After a month of mourning, Caligula shaved, returned to Rome, and scheduled a speech in the Senate. In a thirty-minute diatribe, he criticized the senators for the way they had treated Tiberius after his death.
The great Senate hall fell silent as the emperor dressed them down. He pulled out documents from the mai
estas trials—documents he had supposedly destroyed—and quoted statements the senators had made. He reminded them of their votes to condemn their colleagues for saying anything against Tiberius and then contrasted those votes with their votes to condemn Tiberius after he died. He told the senators that no emperor could trust them and that the treason trials would be resumed immediately. He walked out of the stunned hall, and the consul in charge declared a recess.
The next day, the Senate reconvened and passed resolutions bestowing lavish praise on Caligula as a sincere and pious ruler. They voted to offer annual sacrifices on the anniversary of his speech.

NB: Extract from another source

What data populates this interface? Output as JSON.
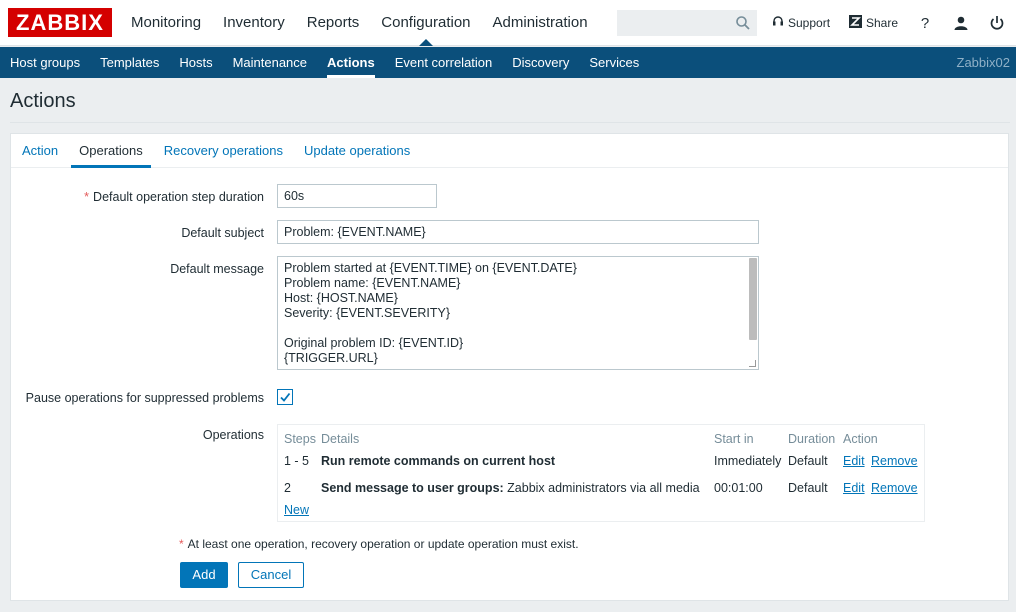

They did exactly what Caligula had accused them of doing—flattered a man they would rather see dead.
But the emperor was not done humiliating the Senate. He held a grand banquet at his house and invited all of the high-ranking senators. When they had finished dining, Caligula said that he had an honored guest he wanted them to meet. He had his stable hand bring in his favorite racehorse, and he toasted the horse with golden goblets. He told the senators that he planned to appoint the horse as one of the two consuls in charge of the Senate and asked if there were any objections.
The hall was silent. “Are there any objections?” Caligula asked a second time.

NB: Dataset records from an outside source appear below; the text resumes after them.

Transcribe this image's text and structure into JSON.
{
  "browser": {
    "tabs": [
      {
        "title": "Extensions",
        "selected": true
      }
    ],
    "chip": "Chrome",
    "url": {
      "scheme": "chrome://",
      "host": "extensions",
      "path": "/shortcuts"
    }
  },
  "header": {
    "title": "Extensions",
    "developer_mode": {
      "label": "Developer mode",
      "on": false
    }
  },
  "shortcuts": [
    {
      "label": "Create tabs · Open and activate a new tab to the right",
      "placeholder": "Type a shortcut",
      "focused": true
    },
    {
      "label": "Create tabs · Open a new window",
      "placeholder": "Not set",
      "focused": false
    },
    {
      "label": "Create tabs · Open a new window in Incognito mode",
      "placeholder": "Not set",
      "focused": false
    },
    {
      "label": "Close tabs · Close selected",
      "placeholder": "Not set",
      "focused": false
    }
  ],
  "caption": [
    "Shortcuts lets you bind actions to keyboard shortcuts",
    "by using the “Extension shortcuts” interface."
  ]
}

None of the senators said a word.
Caligula laughed.
A few months later, he ended the preferred seating at the theater and at the games so the aristocrats would have to fight with everyone else for the open seats. He invited senators to lavish banquets so he could humiliate them. Instead of the traditional kiss on both cheeks, he offered them his foot and made them bow down to kiss it.
He declared himself a god and constructed a temple in his own honor. Real and imagined conspiracies against Caligula were harshly punished. The maiestas trials took on new life as the senators turned on each other with a viciousness not seen since the last days of Tiberius Caesar.